Adverse drug reactions were reported in 20% of the present patients, and most were grade 1 or 2. The present results therefore indicate that long-term hormone therapy is well tolerated. However, the effect on bone density and quality of life, which we did not investigate, are also considered disadvantages of hormone therapy [18,21,22]. Primary hormone therapy for localized or locally advanced prostate cancer should be selective, considering toxicity and life-expectancy. As intermittent hormone therapy for advanced prostate cancer can minimize these adverse reactions while maintaining efficacy, it might be useful to evaluate intermittent hormone therapy in men with localized or locally advanced prostate cancer [23–25].
In the therapeutic guidelines for prostate cancer proposed in the USA and Europe, prostatectomy, radiation, and watchful-waiting are recommended for treating localized prostate cancer [2,3]. As we did not use randomized allocation to compare the efficacy of primary hormone therapy with prostatectomy in the present study, we are reluctant to conclude that we have enough evidence to recommend primary hormone therapy as an alternative to prostatectomy. However, primary hormone therapy has been administered to many men with localized or locally advanced prostate cancer, based on the clinical experience of the treating physicians. The results of the J-Cap surveillance, conducted to evaluate the trends and outcomes of hormone therapy in Japan, revealed that ≈ 40% of men undergoing primary hormone therapy had clinical stage II prostate cancer . The present results suggest that, at least for older men, primary hormone therapy is a valid therapeutic option for localized or locally advanced prostate cancer.

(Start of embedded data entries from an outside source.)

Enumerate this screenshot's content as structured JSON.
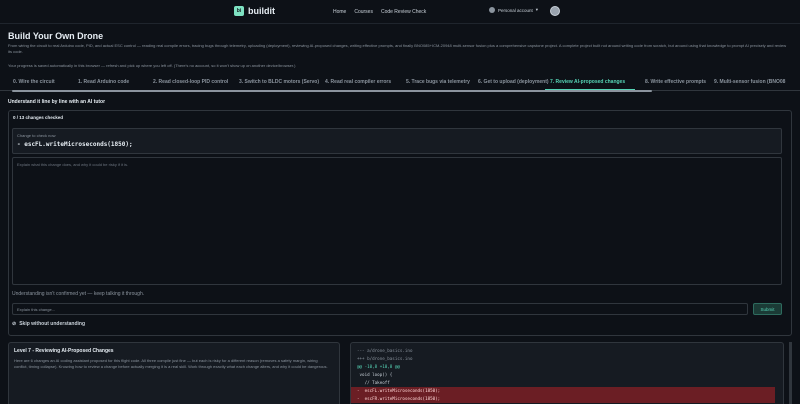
{
  "nav": {
    "logo_mark": "bi",
    "logo_text": "buildit",
    "links": [
      "Home",
      "Courses",
      "Code Review Check"
    ],
    "account_label": "Personal account",
    "account_caret": "▾"
  },
  "page": {
    "title": "Build Your Own Drone",
    "description": "From wiring the circuit to real Arduino code, PID, and actual ESC control — reading real compile errors, tracing bugs through telemetry, uploading (deployment), reviewing AI-proposed changes, writing effective prompts, and finally BNO085+ICM-20948 multi-sensor fusion plus a comprehensive capstone project. A complete project built not around writing code from scratch, but around using that knowledge to prompt AI precisely and review its code.",
    "progress_note": "Your progress is saved automatically in this browser — refresh and pick up where you left off. (There's no account, so it won't show up on another device/browser.)"
  },
  "tabs": [
    {
      "label": "0. Wire the circuit",
      "active": false
    },
    {
      "label": "1. Read Arduino code",
      "active": false
    },
    {
      "label": "2. Read closed-loop PID control",
      "active": false
    },
    {
      "label": "3. Switch to BLDC motors (Servo)",
      "active": false
    },
    {
      "label": "4. Read real compiler errors",
      "active": false
    },
    {
      "label": "5. Trace bugs via telemetry",
      "active": false
    },
    {
      "label": "6. Get to upload (deployment)",
      "active": false
    },
    {
      "label": "7. Review AI-proposed changes",
      "active": true
    },
    {
      "label": "8. Write effective prompts",
      "active": false
    },
    {
      "label": "9. Multi-sensor fusion (BNO08",
      "active": false
    }
  ],
  "tutor": {
    "heading": "Understand it line by line with an AI tutor",
    "checked": "0 / 13 changes checked",
    "change_label": "Change to check now",
    "change_code": "-  escFL.writeMicroseconds(1850);",
    "explain_placeholder": "Explain what this change does, and why it could be risky if it is.",
    "status": "Understanding isn't confirmed yet — keep talking it through.",
    "input_placeholder": "Explain this change...",
    "submit_label": "Submit",
    "skip_icon": "⊘",
    "skip_label": "Skip without understanding"
  },
  "level": {
    "title": "Level 7 - Reviewing AI-Proposed Changes",
    "description": "Here are 6 changes an AI coding assistant proposed for this flight code. All three compile just fine — but each is risky for a different reason (removes a safety margin, wiring conflict, timing collapse). Knowing how to review a change before actually merging it is a real skill. Work through exactly what each change alters, and why it could be dangerous."
  },
  "diff": {
    "lines": [
      {
        "text": "--- a/drone_basics.ino",
        "kind": "meta"
      },
      {
        "text": "+++ b/drone_basics.ino",
        "kind": "meta"
      },
      {
        "text": "@@ -10,8 +10,8 @@",
        "kind": "hunk"
      },
      {
        "text": " void loop() {",
        "kind": "context"
      },
      {
        "text": "   // Takeoff",
        "kind": "context"
      },
      {
        "text": "-  escFL.writeMicroseconds(1850);",
        "kind": "removed"
      },
      {
        "text": "-  escFR.writeMicroseconds(1850);",
        "kind": "removed"
      }
    ]
  },
  "colors": {
    "accent": "#56d4b6",
    "background": "#0d1117",
    "removed_bg": "#6b1e24"
  }
}
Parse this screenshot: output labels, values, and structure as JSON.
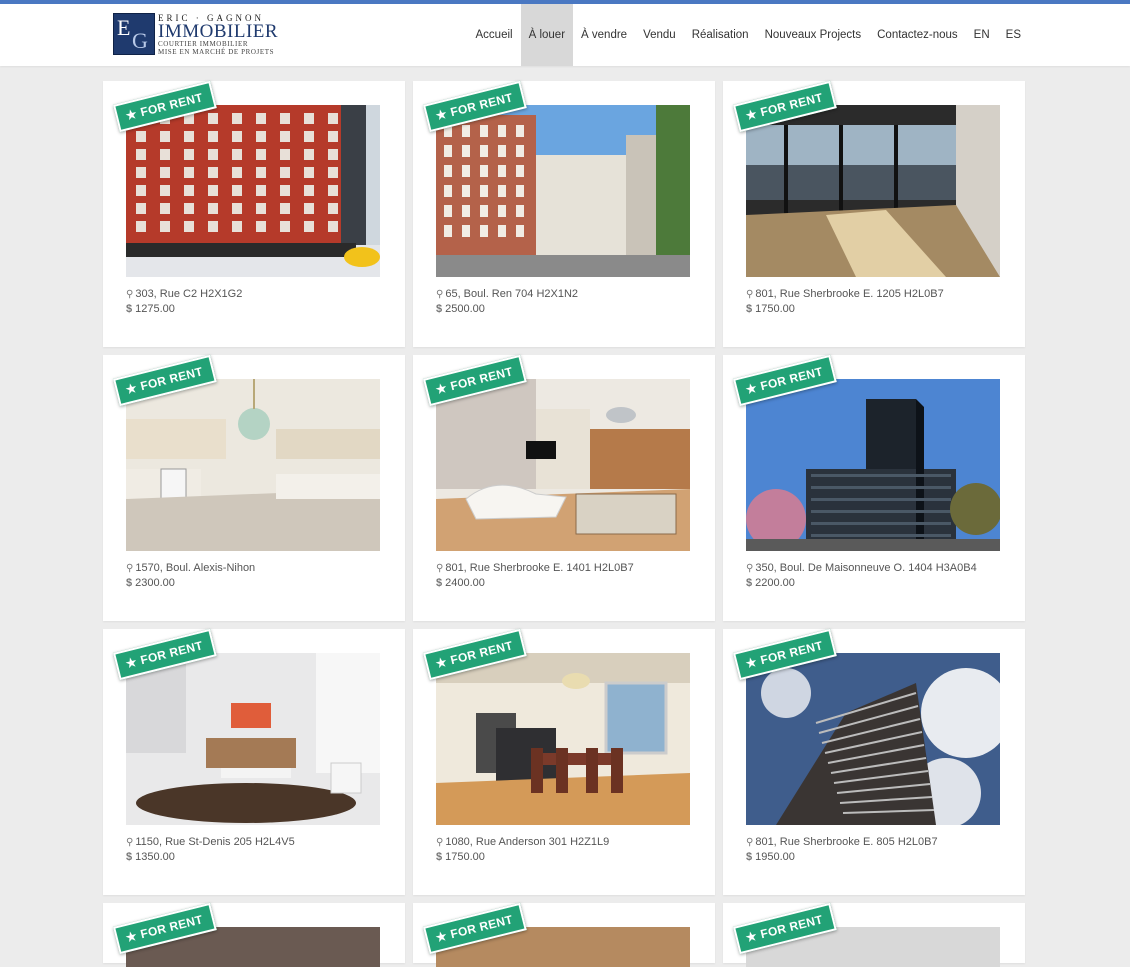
{
  "header": {
    "logo": {
      "mark_letters": [
        "E",
        "G"
      ],
      "name": "ERIC · GAGNON",
      "big": "IMMOBILIER",
      "sub1": "COURTIER IMMOBILIER",
      "sub2": "MISE EN MARCHÉ DE PROJETS"
    },
    "nav": [
      {
        "label": "Accueil",
        "active": false
      },
      {
        "label": "À louer",
        "active": true
      },
      {
        "label": "À vendre",
        "active": false
      },
      {
        "label": "Vendu",
        "active": false
      },
      {
        "label": "Réalisation",
        "active": false
      },
      {
        "label": "Nouveaux Projects",
        "active": false
      },
      {
        "label": "Contactez-nous",
        "active": false
      },
      {
        "label": "EN",
        "active": false
      },
      {
        "label": "ES",
        "active": false
      }
    ]
  },
  "badge_label": "FOR RENT",
  "listings": [
    {
      "address": "303, Rue C2 H2X1G2",
      "price": "1275.00",
      "scene": "red-building"
    },
    {
      "address": "65, Boul. Ren 704 H2X1N2",
      "price": "2500.00",
      "scene": "brick-street"
    },
    {
      "address": "801, Rue Sherbrooke E. 1205 H2L0B7",
      "price": "1750.00",
      "scene": "window-view"
    },
    {
      "address": "1570, Boul. Alexis-Nihon",
      "price": "2300.00",
      "scene": "kitchen"
    },
    {
      "address": "801, Rue Sherbrooke E. 1401 H2L0B7",
      "price": "2400.00",
      "scene": "living-room"
    },
    {
      "address": "350, Boul. De Maisonneuve O. 1404 H3A0B4",
      "price": "2200.00",
      "scene": "tower"
    },
    {
      "address": "1150, Rue St-Denis 205 H2L4V5",
      "price": "1350.00",
      "scene": "lounge"
    },
    {
      "address": "1080, Rue Anderson 301 H2Z1L9",
      "price": "1750.00",
      "scene": "dining"
    },
    {
      "address": "801, Rue Sherbrooke E. 805 H2L0B7",
      "price": "1950.00",
      "scene": "sky-tower"
    }
  ],
  "partial_row_count": 3,
  "colors": {
    "accent_bar": "#4a78c2",
    "badge": "#22a276",
    "active_nav": "#d8d8d8"
  }
}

In the near future, randomized clinical studies should be conducted to compare primary hormone therapy with other curative treatments, e.g. radical prostatectomy, external beam radiotherapy, or watchful waiting, to establish its clinical efficacy and safety for localized or locally advanced prostate cancer.
The authors thank the physicians at the participating institutions in the Prostate Cancer Study Group, which made this work possible. The studies were financially supported by Takeda Pharmaceutical Company, Ltd. (Osaka, Japan).